Her work at the Review gave her the opportunity to travel to Europe three times during this period. In England she surveyed public housing, was a secret correspondent during World War I, and in France she secured the Lincoln cartoons from the Bibliotheque Nationale in Paris. She also traveled to Ireland, Scotland, and Wales. She became the major financial support for her family and her husband, who was elderly and unwell.
In 1916 Jeanne published a series of narrative verse stories about early settlers in the Adirondacks entitled Neighbors of Yesterday. Her literary portrait of frontier life in the Adirondacks was compared to Willa Cather’s O Pioneer! about the Nebraska prairie and Sarah Orne Jewett’s The Country of Pointed Firs about the Maine seacoast. Recognized at one of country’s leading women poets, Jeanne was listed in the 1922-23 edition of Who’s Who in America.
Between 1918 and 1924 she helped John Quinn, a New York lawyer and art patron, collect a large amount of French contemporary art. During this period she travel extensively in Europe and met many of the prominent artists of the day, including Picasso, and many of the leading literary giants like James Joyce, Ezra Pound, and T. S. Elliot. For a year after Quinn’s death, Jeanne edited his vast collection of letters dealing with his art and manuscript collections.
From 1927 to 1932, Jeanne, who was in her mid-40s, traveled between New York and Schenectady, caring for family members. Her mother, father, brother and husband all died in the next few years. In 1932 Jeanne left New York City permanently, moving to Schenectady to begin her third career as a social worker. She served as a tenant-relations counselor for the Schenectady Housing Authority from 1938 until her retirement in 1955.
Remembering the isolated, difficult lives of elderly people in the Adirondacks, she successfully encouraged the city of Schenectady to build cheerful, appropriate housing for the elderly. It was the first low-income housing for the elderly built in the state. In 1959 she was elected the Schenectady Senior Citizen of the Year. In 1961 she received the city’s highest honor, the Schenectady Patroon Award.
Jeanne’s contributions to the folklore of the Adirondacks were revived in 1963 with the republication of Neighbors and Yesterday. Articles about her and favorable reviews of her work appeared, just as they had in 1916. It was recognized as an important piece of regional literature. Jeanne concentrated on finishing the second volume of her Adirondack poetry. In 1970, at the age of ninety-one and shortly before she died, Jeanne was granted an honorary doctorate from Union College in recognition of her contributions to one of the most exciting and innovative periods in art and literature.

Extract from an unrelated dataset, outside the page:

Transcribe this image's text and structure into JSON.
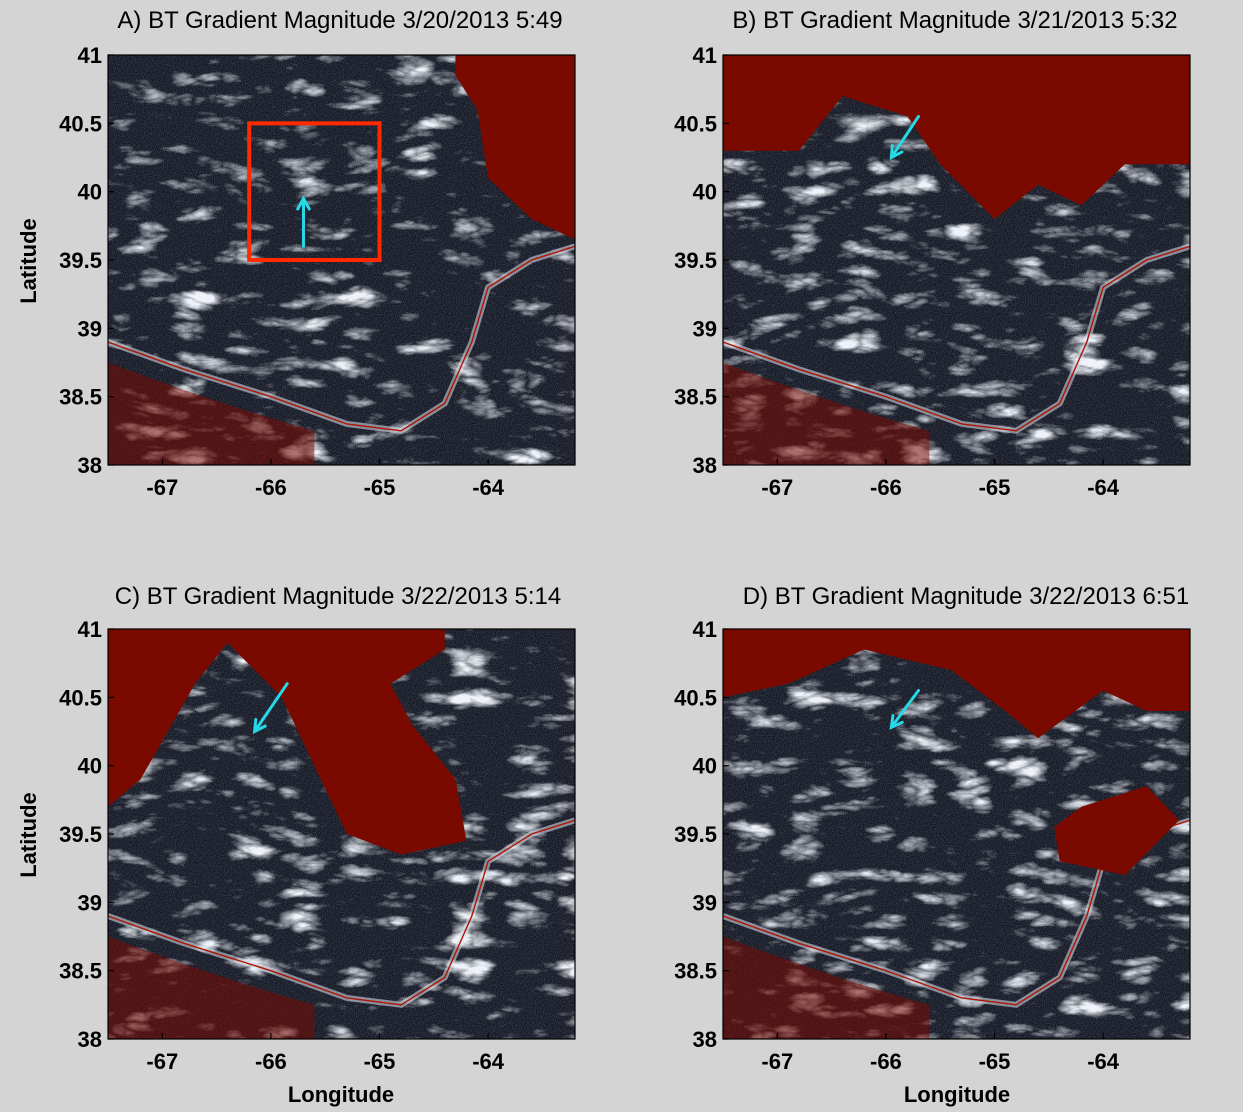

Jeanne’s second book of Adirondack work was unfinished at her death; she willed her papers to a variety of individuals, including Tex and Ruth Riedinger, who received boxes of her Adirondack prose and poetry, scrapbooks, letters, photographs and artwork. Their daughter, Noel, looked through the material after her mother’s death in 1983.

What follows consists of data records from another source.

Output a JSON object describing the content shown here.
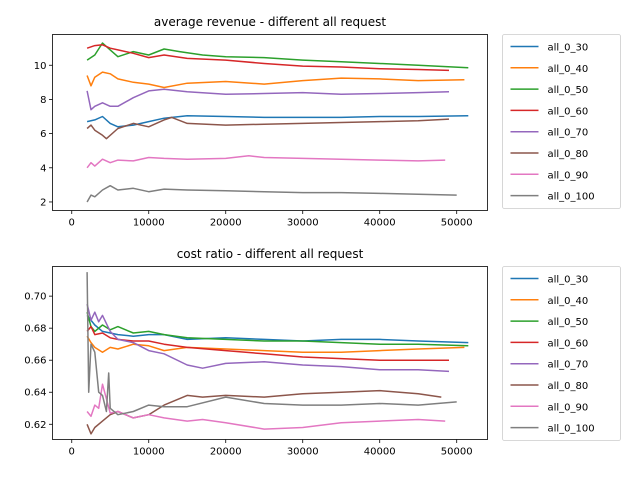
{
  "colors": [
    "#1f77b4",
    "#ff7f0e",
    "#2ca02c",
    "#d62728",
    "#9467bd",
    "#8c564b",
    "#e377c2",
    "#7f7f7f"
  ],
  "chart_data": [
    {
      "type": "line",
      "title": "average revenue - different all request",
      "xlabel": "",
      "ylabel": "",
      "xlim": [
        -2500,
        54000
      ],
      "ylim": [
        1.5,
        11.8
      ],
      "xticks": [
        0,
        10000,
        20000,
        30000,
        40000,
        50000
      ],
      "yticks": [
        2,
        4,
        6,
        8,
        10
      ],
      "ytick_labels": [
        "2",
        "4",
        "6",
        "8",
        "10"
      ],
      "grid": false,
      "legend": "outside-right",
      "series": [
        {
          "name": "all_0_30",
          "x": [
            2000,
            3000,
            4000,
            5000,
            6000,
            8000,
            10000,
            12000,
            15000,
            20000,
            25000,
            30000,
            35000,
            40000,
            45000,
            51500
          ],
          "y": [
            6.7,
            6.8,
            7.0,
            6.6,
            6.4,
            6.5,
            6.7,
            6.9,
            7.05,
            7.0,
            6.95,
            6.95,
            6.95,
            7.0,
            7.0,
            7.05
          ]
        },
        {
          "name": "all_0_40",
          "x": [
            2000,
            2500,
            3000,
            4000,
            5000,
            6000,
            8000,
            10000,
            12000,
            15000,
            20000,
            25000,
            30000,
            35000,
            40000,
            45000,
            51000
          ],
          "y": [
            9.4,
            8.8,
            9.3,
            9.6,
            9.5,
            9.2,
            9.0,
            8.9,
            8.7,
            8.95,
            9.05,
            8.9,
            9.1,
            9.25,
            9.2,
            9.1,
            9.15
          ]
        },
        {
          "name": "all_0_50",
          "x": [
            2000,
            3000,
            4000,
            5000,
            6000,
            8000,
            10000,
            12000,
            14000,
            17000,
            20000,
            25000,
            30000,
            35000,
            40000,
            45000,
            51500
          ],
          "y": [
            10.3,
            10.6,
            11.3,
            10.9,
            10.5,
            10.8,
            10.6,
            10.95,
            10.8,
            10.6,
            10.5,
            10.45,
            10.3,
            10.2,
            10.1,
            10.0,
            9.85
          ]
        },
        {
          "name": "all_0_60",
          "x": [
            2000,
            3000,
            4000,
            5000,
            6000,
            8000,
            10000,
            12000,
            15000,
            20000,
            25000,
            30000,
            35000,
            40000,
            45000,
            49000
          ],
          "y": [
            11.0,
            11.15,
            11.2,
            11.0,
            10.9,
            10.7,
            10.45,
            10.6,
            10.4,
            10.3,
            10.1,
            9.95,
            9.9,
            9.8,
            9.75,
            9.7
          ]
        },
        {
          "name": "all_0_70",
          "x": [
            2000,
            2500,
            3000,
            4000,
            5000,
            6000,
            8000,
            10000,
            12000,
            15000,
            20000,
            25000,
            30000,
            35000,
            40000,
            45000,
            49000
          ],
          "y": [
            8.5,
            7.4,
            7.6,
            7.8,
            7.6,
            7.6,
            8.1,
            8.5,
            8.6,
            8.45,
            8.3,
            8.35,
            8.4,
            8.3,
            8.35,
            8.4,
            8.45
          ]
        },
        {
          "name": "all_0_80",
          "x": [
            2000,
            2500,
            3000,
            4000,
            4500,
            6000,
            8000,
            10000,
            12000,
            13000,
            15000,
            20000,
            25000,
            30000,
            35000,
            40000,
            45000,
            49000
          ],
          "y": [
            6.3,
            6.5,
            6.2,
            5.9,
            5.7,
            6.3,
            6.6,
            6.4,
            6.8,
            6.95,
            6.6,
            6.5,
            6.55,
            6.6,
            6.65,
            6.7,
            6.75,
            6.85
          ]
        },
        {
          "name": "all_0_90",
          "x": [
            2000,
            2500,
            3000,
            4000,
            5000,
            6000,
            8000,
            10000,
            12000,
            15000,
            20000,
            23000,
            25000,
            30000,
            35000,
            40000,
            45000,
            48500
          ],
          "y": [
            4.0,
            4.3,
            4.1,
            4.5,
            4.3,
            4.45,
            4.4,
            4.6,
            4.55,
            4.5,
            4.55,
            4.7,
            4.6,
            4.55,
            4.5,
            4.45,
            4.4,
            4.45
          ]
        },
        {
          "name": "all_0_100",
          "x": [
            2000,
            2500,
            3000,
            4000,
            5000,
            6000,
            8000,
            10000,
            12000,
            15000,
            20000,
            25000,
            30000,
            35000,
            40000,
            45000,
            50000
          ],
          "y": [
            2.0,
            2.4,
            2.3,
            2.7,
            2.95,
            2.7,
            2.8,
            2.6,
            2.75,
            2.7,
            2.65,
            2.6,
            2.55,
            2.55,
            2.5,
            2.45,
            2.4
          ]
        }
      ]
    },
    {
      "type": "line",
      "title": "cost ratio - different all request",
      "xlabel": "",
      "ylabel": "",
      "xlim": [
        -2500,
        54000
      ],
      "ylim": [
        0.6105,
        0.7185
      ],
      "xticks": [
        0,
        10000,
        20000,
        30000,
        40000,
        50000
      ],
      "yticks": [
        0.62,
        0.64,
        0.66,
        0.68,
        0.7
      ],
      "ytick_labels": [
        "0.62",
        "0.64",
        "0.66",
        "0.68",
        "0.70"
      ],
      "grid": false,
      "legend": "outside-right",
      "series": [
        {
          "name": "all_0_30",
          "x": [
            2000,
            3000,
            4000,
            6000,
            8000,
            10000,
            12000,
            15000,
            20000,
            25000,
            30000,
            35000,
            40000,
            45000,
            51500
          ],
          "y": [
            0.688,
            0.682,
            0.678,
            0.676,
            0.675,
            0.676,
            0.676,
            0.673,
            0.674,
            0.673,
            0.672,
            0.673,
            0.673,
            0.672,
            0.671
          ]
        },
        {
          "name": "all_0_40",
          "x": [
            2000,
            2500,
            3000,
            4000,
            5000,
            6000,
            8000,
            10000,
            12000,
            15000,
            20000,
            25000,
            30000,
            35000,
            40000,
            45000,
            51000
          ],
          "y": [
            0.675,
            0.671,
            0.668,
            0.665,
            0.668,
            0.667,
            0.67,
            0.669,
            0.666,
            0.668,
            0.667,
            0.666,
            0.665,
            0.665,
            0.666,
            0.667,
            0.668
          ]
        },
        {
          "name": "all_0_50",
          "x": [
            2000,
            2500,
            3000,
            4000,
            5000,
            6000,
            8000,
            10000,
            12000,
            15000,
            20000,
            25000,
            30000,
            35000,
            40000,
            45000,
            51500
          ],
          "y": [
            0.69,
            0.681,
            0.678,
            0.682,
            0.679,
            0.681,
            0.677,
            0.678,
            0.676,
            0.674,
            0.673,
            0.672,
            0.672,
            0.671,
            0.67,
            0.67,
            0.669
          ]
        },
        {
          "name": "all_0_60",
          "x": [
            2000,
            2500,
            3000,
            4000,
            5000,
            6000,
            8000,
            10000,
            12000,
            15000,
            20000,
            25000,
            30000,
            35000,
            40000,
            45000,
            49000
          ],
          "y": [
            0.678,
            0.681,
            0.676,
            0.677,
            0.674,
            0.673,
            0.672,
            0.672,
            0.67,
            0.668,
            0.666,
            0.664,
            0.662,
            0.661,
            0.66,
            0.66,
            0.66
          ]
        },
        {
          "name": "all_0_70",
          "x": [
            2000,
            2500,
            3000,
            3500,
            4000,
            5000,
            6000,
            8000,
            10000,
            12000,
            15000,
            17000,
            20000,
            25000,
            30000,
            35000,
            40000,
            45000,
            49000
          ],
          "y": [
            0.695,
            0.685,
            0.69,
            0.684,
            0.688,
            0.678,
            0.673,
            0.671,
            0.666,
            0.664,
            0.657,
            0.655,
            0.658,
            0.659,
            0.657,
            0.656,
            0.654,
            0.654,
            0.653
          ]
        },
        {
          "name": "all_0_80",
          "x": [
            2000,
            2500,
            3000,
            4000,
            5000,
            6000,
            8000,
            10000,
            12000,
            15000,
            17000,
            20000,
            25000,
            30000,
            35000,
            40000,
            45000,
            48000
          ],
          "y": [
            0.62,
            0.614,
            0.618,
            0.622,
            0.626,
            0.628,
            0.624,
            0.626,
            0.632,
            0.638,
            0.637,
            0.638,
            0.637,
            0.639,
            0.64,
            0.641,
            0.639,
            0.637
          ]
        },
        {
          "name": "all_0_90",
          "x": [
            2000,
            2500,
            3000,
            3500,
            4000,
            5000,
            6000,
            8000,
            10000,
            12000,
            15000,
            17000,
            20000,
            25000,
            30000,
            35000,
            40000,
            45000,
            48500
          ],
          "y": [
            0.628,
            0.625,
            0.632,
            0.63,
            0.645,
            0.627,
            0.628,
            0.624,
            0.626,
            0.624,
            0.622,
            0.623,
            0.621,
            0.617,
            0.618,
            0.621,
            0.622,
            0.623,
            0.622
          ]
        },
        {
          "name": "all_0_100",
          "x": [
            2000,
            2200,
            2500,
            3000,
            3500,
            4000,
            4500,
            4800,
            5000,
            6000,
            8000,
            10000,
            12000,
            15000,
            20000,
            25000,
            30000,
            35000,
            40000,
            45000,
            50000
          ],
          "y": [
            0.715,
            0.64,
            0.67,
            0.665,
            0.64,
            0.638,
            0.628,
            0.652,
            0.63,
            0.626,
            0.628,
            0.632,
            0.631,
            0.631,
            0.637,
            0.633,
            0.632,
            0.632,
            0.633,
            0.632,
            0.634
          ]
        }
      ]
    }
  ]
}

Noel Riedinger-Johnson edited the remaining pieces into Adirondack Portraits - A Piece of Time by Jeanne Robert Foster (Syracuse University Press, 1986). The book is a snapshot of a vanished landscape. Jeanne Robert Foster’s descriptions of people and places from her Adirondack girlhood paint a word picture of an American wilderness. Recently the Grasse River Players brought selected pieces from the book to the stage in their Adirondack Sketches produced in Canton, New York.